Viewer Rating
Combines user and critic ratings from four sources
When the pilot and co-pilot of a commercial flight become ill from food poisoning, a passenger who once flew in WW2 must take the controls and try to safely land the aircraft.
When the pilot and co-pilot of a commercial flight become ill from food poisoning, a passenger who once flew in WW2 must take the controls and try to safely land the aircraft.
The film's central subject matter, a survival thriller focused on crisis management and overcoming personal fear, is inherently apolitical. The narrative champions universal themes of human resilience and skill without promoting any specific political ideology.
The movie features traditional casting and a narrative that positively frames its white male protagonist without critiquing traditional identities. Its focus is on a survival scenario, not on themes of diversity, equity, or inclusion.
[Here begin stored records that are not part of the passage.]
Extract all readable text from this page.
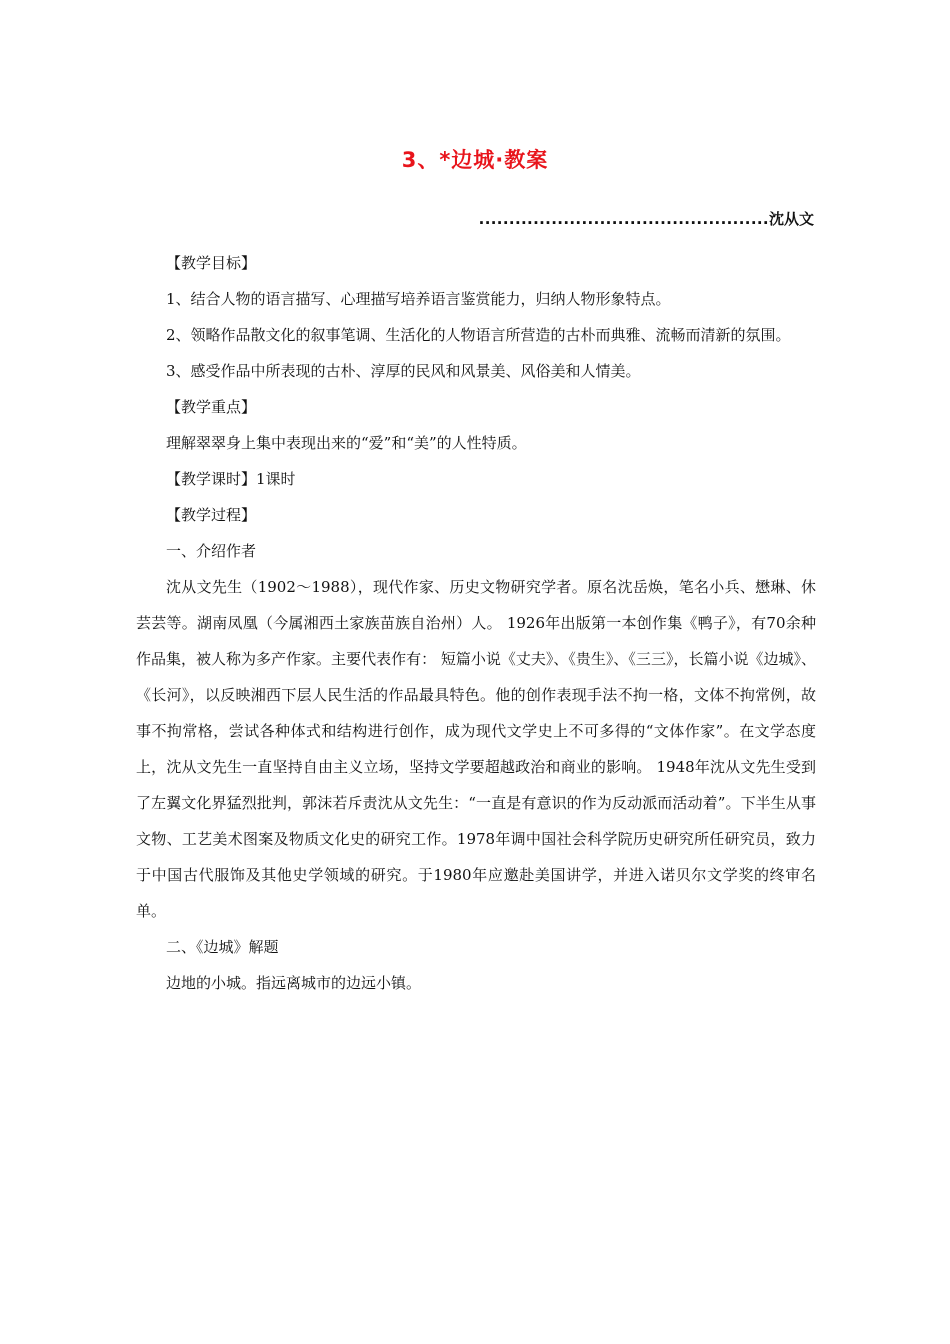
3、*边城·教案
................................................沈从文

【教学目标】

1、结合人物的语言描写、心理描写培养语言鉴赏能力，归纳人物形象特点。

2、领略作品散文化的叙事笔调、生活化的人物语言所营造的古朴而典雅、流畅而清新的氛围。

3、感受作品中所表现的古朴、淳厚的民风和风景美、风俗美和人情美。

【教学重点】

理解翠翠身上集中表现出来的“爱”和“美”的人性特质。

【教学课时】1课时

【教学过程】

一、介绍作者

沈从文先生（1902～1988），现代作家、历史文物研究学者。原名沈岳焕，笔名小兵、懋琳、休芸芸等。湖南凤凰（今属湘西土家族苗族自治州）人。 1926年出版第一本创作集《鸭子》，有70余种作品集，被人称为多产作家。主要代表作有： 短篇小说《丈夫》、《贵生》、《三三》，长篇小说《边城》、《长河》，以反映湘西下层人民生活的作品最具特色。他的创作表现手法不拘一格，文体不拘常例，故事不拘常格，尝试各种体式和结构进行创作，成为现代文学史上不可多得的“文体作家”。在文学态度上，沈从文先生一直坚持自由主义立场，坚持文学要超越政治和商业的影响。 1948年沈从文先生受到了左翼文化界猛烈批判，郭沫若斥责沈从文先生：“一直是有意识的作为反动派而活动着”。下半生从事文物、工艺美术图案及物质文化史的研究工作。1978年调中国社会科学院历史研究所任研究员，致力于中国古代服饰及其他史学领域的研究。于1980年应邀赴美国讲学，并进入诺贝尔文学奖的终审名单。

二、《边城》解题

边地的小城。指远离城市的边远小镇。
Flight Into Danger, a 1957 disaster thriller, does not include any discernible LGBTQ+ characters or themes within its narrative. The story focuses solely on the survival efforts aboard an airliner, resulting in no portrayal of queer identity.
The movie does not contain any action or adventure elements.
This film is an adaptation of the 1956 novel "Flight into Danger." A review of the main characters from the novel and their portrayal in the film indicates no instances where a character's established gender was changed.
This 1956 television film adaptation does not feature any characters who were canonically, historically, or widely established as one race in the source material and then portrayed as a different race on screen. The casting aligns with the implicit racial context of the original story.